The Battle of the Bulge was the bloodiest and most critical battle during the war. It was the last major offensive for the Germans and the Allies were greatly under-supplied and stretched thin. It was extremely cold and our troops were ill prepared for what waited for them. The war crimes and atrocities committed by the Waffen SS were unfathomable.
Yet the American Spirit prevailed, and despite the costs, we achieved success.
The area of Bastogne and the surrounding area of the Ardennes Forest are hallowed grounds. I know men who fought there and whose lives would be forever changed by what they experienced during those five weeks of hell.
While I was not able to spend enough time in this region and certainly plan on returning, I did have the chance to visit the Bastogne War Museum in Belgium. It was well worth it!
Words cannot express the incredible display of gratitude the locals have for their WWII liberators. The way in which these heroes are honored is epic. And while the Bastogne War Museum can only capture a fraction of the historical importance of the Battle of the Bulge, it is one of the best museums I've visited.
The exhibitions and displays are fantastic and you will learn so much by walking through this museum. You will see some rare German vehicles, along with several artifacts from Patton, in addition to items that continue to be found on this large battlefield. You can shop for a variety of gifts or drink an Airborne beer in honor of those who fought. There's also a large, beautiful memorial on the grounds.
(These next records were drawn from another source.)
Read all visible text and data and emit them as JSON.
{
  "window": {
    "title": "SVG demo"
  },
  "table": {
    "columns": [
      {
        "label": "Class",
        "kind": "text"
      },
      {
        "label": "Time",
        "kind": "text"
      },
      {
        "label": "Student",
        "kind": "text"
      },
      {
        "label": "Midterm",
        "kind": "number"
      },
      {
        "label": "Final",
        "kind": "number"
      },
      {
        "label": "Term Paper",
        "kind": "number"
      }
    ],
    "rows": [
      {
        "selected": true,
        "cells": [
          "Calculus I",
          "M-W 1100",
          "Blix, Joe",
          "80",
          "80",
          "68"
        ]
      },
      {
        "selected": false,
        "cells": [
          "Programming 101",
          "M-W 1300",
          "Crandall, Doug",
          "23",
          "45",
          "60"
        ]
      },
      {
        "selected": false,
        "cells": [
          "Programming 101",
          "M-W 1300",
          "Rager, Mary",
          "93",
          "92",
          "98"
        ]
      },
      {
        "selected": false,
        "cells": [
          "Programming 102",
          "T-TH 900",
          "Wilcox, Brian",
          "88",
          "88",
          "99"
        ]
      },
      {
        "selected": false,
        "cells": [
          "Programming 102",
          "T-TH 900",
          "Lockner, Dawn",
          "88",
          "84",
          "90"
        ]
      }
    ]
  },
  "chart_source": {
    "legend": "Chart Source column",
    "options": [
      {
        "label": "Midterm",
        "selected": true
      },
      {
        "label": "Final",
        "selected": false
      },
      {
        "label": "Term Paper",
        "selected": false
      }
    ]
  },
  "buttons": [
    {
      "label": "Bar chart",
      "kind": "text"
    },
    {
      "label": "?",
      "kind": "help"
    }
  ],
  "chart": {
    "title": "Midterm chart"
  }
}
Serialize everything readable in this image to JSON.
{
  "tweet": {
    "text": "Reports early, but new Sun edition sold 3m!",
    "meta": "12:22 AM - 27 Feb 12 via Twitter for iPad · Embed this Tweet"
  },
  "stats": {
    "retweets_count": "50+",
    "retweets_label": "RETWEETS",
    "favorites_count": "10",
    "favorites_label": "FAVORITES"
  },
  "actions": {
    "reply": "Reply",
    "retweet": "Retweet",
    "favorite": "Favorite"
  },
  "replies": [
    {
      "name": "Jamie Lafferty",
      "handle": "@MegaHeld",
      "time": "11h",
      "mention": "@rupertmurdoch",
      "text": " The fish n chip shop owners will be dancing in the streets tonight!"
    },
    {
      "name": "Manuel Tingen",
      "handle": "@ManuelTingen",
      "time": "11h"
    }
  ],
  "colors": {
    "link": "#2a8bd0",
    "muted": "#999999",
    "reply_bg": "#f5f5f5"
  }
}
Yet the most touching part was seeing The Portraits of American Sacrifice display where many of my WWII friends were highlighted on the walls.
Tom Rice, George Mullins, Richard Rohleder, Howard Buford, and Vincent Speranza are all men I've had the privilege to meet and know.
After my time in the museum I took my Airborne beer to the 101st Airborne Division memorial and gave a salute-filled toast to these guys and the thousands of others I never got to thank. As tears rolled down my face I was reminded the cost of freedom is never free. I hope that we all will never forget that!
The Bastogne War Museum is a must stop when visiting Belgium, and if you're fortunate to have more time, there are plenty of other WWII memorials and museums in the area to check out.
Thomas Rice, 101st Airborne Division, fought at the exact location my Dutch grandparents ran their underground operations. He was directly involved with their liberation from the Germans. RIP Paratrooper!